Editor’s Note: The following article is reprinted from Macworld UK. Visit Macworld U.K.’s blog page for the latest Mac news from across the Atlantic.
Apple CEO Steve Jobs and Rolling Stone (and trained accountant) Mick Jagger were in Brussels Wednesday, to hear EU competition commissioner Neelie Kroes warn that music labels and technology firms must do better in Europe.
The roundtable meeting was called because European regulators want to stamp out territorial limitations on the consumer’s right to seek out the best deal online.
“The European Union aims to create a competitive single market, where consumers throughout the Union can choose freely among products and services, regardless of national borders. The internet has tremendous potential to help to achieve that aim and it has already helped in many ways. But some Commission competition cases—such as the recent iTunes case-have cast doubt on whether the opportunities provided by the internet are being fulfilled or are hindered by barriers created in the off-line world without consideration of their on-line effects,” the EU explains.
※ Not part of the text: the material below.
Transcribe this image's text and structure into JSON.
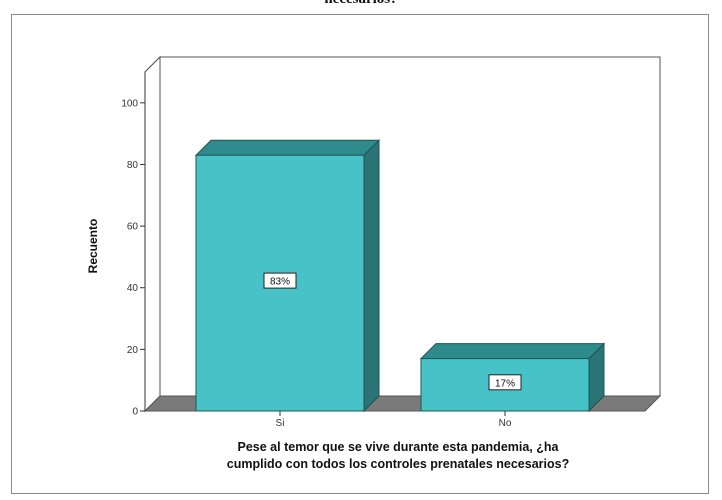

Kroes said “The people of Europe were promised a union, a place without borders: but on the internet they have not yet got it. Progress has been made; sometimes impressive, but it is not enough. As Competition Commissioner, I want to know why. If this is because the competition rules are not clear enough, I will clarify them. If it is because the competition rules are not up to date, I will update them. And of course, if this is because the competition rules are not being respected, consumers and companies should know that I will enforce them.”
Internal market commissioner Charlie McCreevy said “It is high time that we tackle unnecessary barriers to improve the regulatory environment to make the internal market on the internet a reality.”
And unless the sundry chiefs meet the challenge of doing business in a unified common market (as the EU is), then European trade enforcers will step in and force them too, Kroes warned
Jobs may be in Europe to attend Apple Expo in Paris, which opened in a blaze of nothing this week.